Sorry Brooklyn Nets, but the Los Angeles Lakers have shown us that putting all your eggs in the basket of old players without credible defense isn’t the best way to build a championship team. Out of the Eastern conference, one of three teams: The Miami Heat, Chicago Bulls or the Indiana Pacers will reach the NBA finals.
The obvious choice call the favorites in the Eastern conference? The Miami Heat.
Maybe they’re a year older, and the knee issues of Dwyane Wade mean that he’s going to decline below the 20 points per game mark for the first time since his rookie season, and not just because of the reduced minutes. But other than that, the issues the Heat had last season remain the same, which means that they should still have enough to be better than most of the NBA through LeBron James keeping his MVP’ish levels.
The Heat struggled against teams with a strong defensive presence in the paint, everyone knows that. It forced them to play 7 games in the conference finals and the NBA finals. But just like each finals series has taught the Heat something about the quality of their team and the character they have to pull through adversity, the series against the Spurs was an example of how James and Wade can win game by simply taking mid range jumpers.
It’s impossible to guard and defend every offensive option the Miami Heat have, and something has to give. While shooting at the level Wade & James were hitting those shots in game 7 doesn’t happen every day, it goes to show that trying to force James to win the game on his own isn’t the best of options. By adding Greg Oden they might not have gotten the safest option to put a legitimate center on the court, but it doesn’t’ hurt trying, and it was well worth the risk. If Michael Beasley manages to keep his head on his shoulders, the Heat added an excellent scorer, the best you can get in the NBA for a minimum deal, and another option to stretch the floor, more than being enough to replace Mike Miller.
The Chicago Bulls are the wild card in all of this. The Indiana Pacers pretty much took their place at the top of the central division last season, with Rose out for the entire year. But now he’s back, and even if he isn’t going to play at the level he left off with on April 2012, the Bulls are going to be better than they were last season.
More importantly for Thibodeau, he doesn’t have to rely on a the coin-flip that Nate Robinson was, and he doesn’t really have a defensive vulnerability in any of the players that should be used in the main rotation.

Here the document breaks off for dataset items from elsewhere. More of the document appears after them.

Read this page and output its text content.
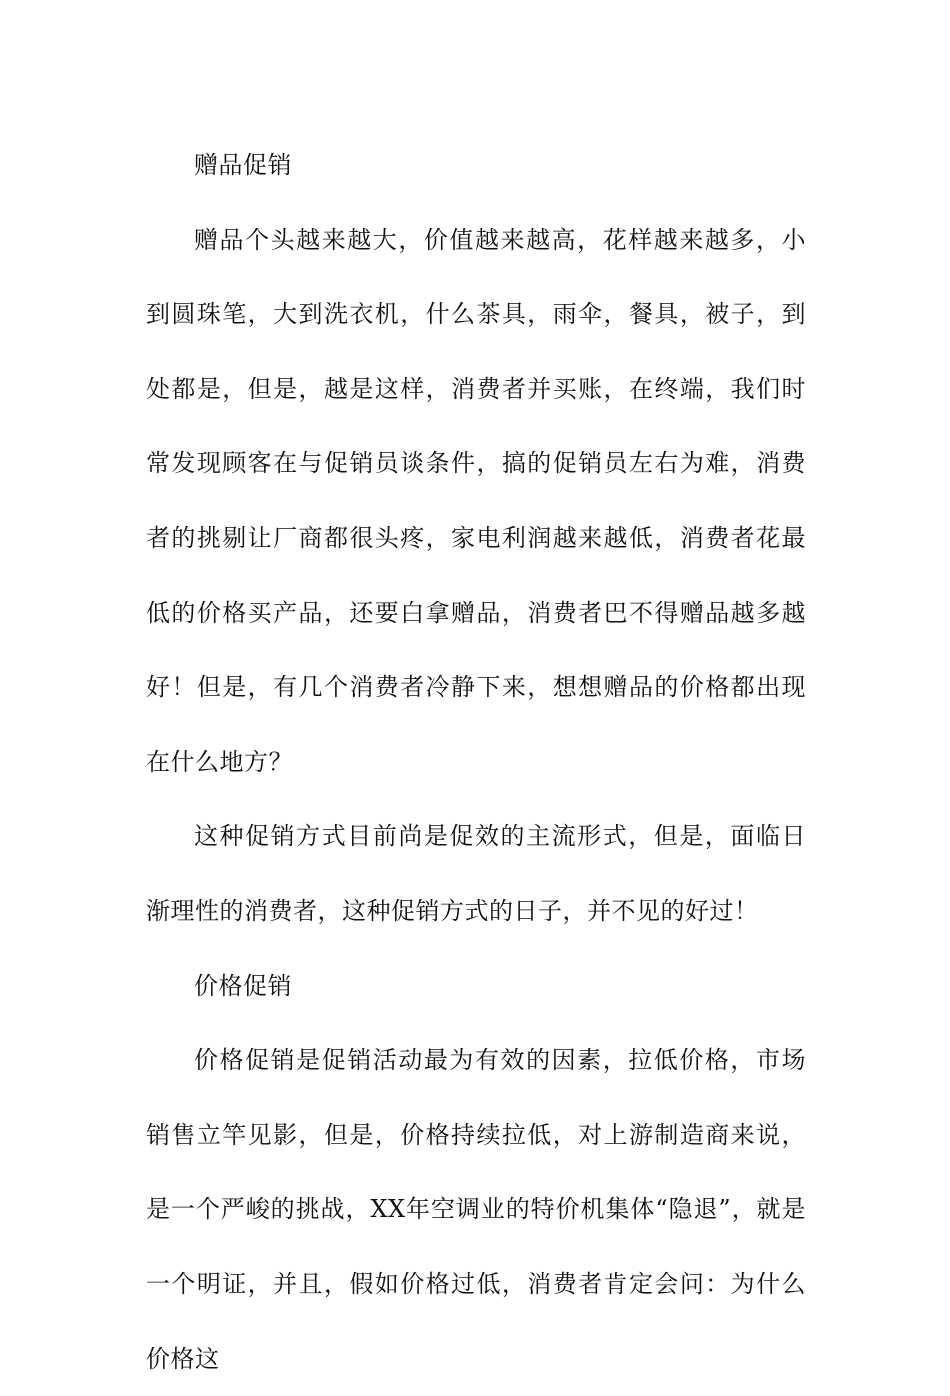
赠品促销

赠品个头越来越大，价值越来越高，花样越来越多，小到圆珠笔，大到洗衣机，什么茶具，雨伞，餐具，被子，到处都是，但是，越是这样，消费者并买账，在终端，我们时常发现顾客在与促销员谈条件，搞的促销员左右为难，消费者的挑剔让厂商都很头疼，家电利润越来越低，消费者花最低的价格买产品，还要白拿赠品，消费者巴不得赠品越多越好！但是，有几个消费者冷静下来，想想赠品的价格都出现在什么地方？

这种促销方式目前尚是促效的主流形式，但是，面临日渐理性的消费者，这种促销方式的日子，并不见的好过！

价格促销

价格促销是促销活动最为有效的因素，拉低价格，市场销售立竿见影，但是，价格持续拉低，对上游制造商来说，是一个严峻的挑战，XX年空调业的特价机集体“隐退”，就是一个明证，并且，假如价格过低，消费者肯定会问：为什么价格这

There are still issues with outside shooting on this team and an ability to stretch the floor, but Tony Snell could work out quite nicely for them, proving to be an answer to those issues.
The Indiana Pacers might be the favorites to go all the way in the East. Roy Hibbert proved just how improved he is, turning into one of the best centers in the NBA, dismantling Tyson Chandler and making guarding the paint a nightmare for the Miami Heat. Paul George is on the verge of becoming a legitimate superstar in the NBA, only needing a bit more consistency on offense to go with his smothering wing defense.
If Danny Granger is back, than the addition of Luis Scola to the mix off the bench gives the Pacers something they were sorely missing last season – real scoring options off the bench, and no need for the starting five to all score in double digits every night in order for Indiana to keep up with the best of ’em, especially the Miami Heat. The defense is there, and the experience of hard playoff battles against the eventual NBA champions are there as well. This offseason might have been the final step in order to make the NBA finals for the first time in 13 years.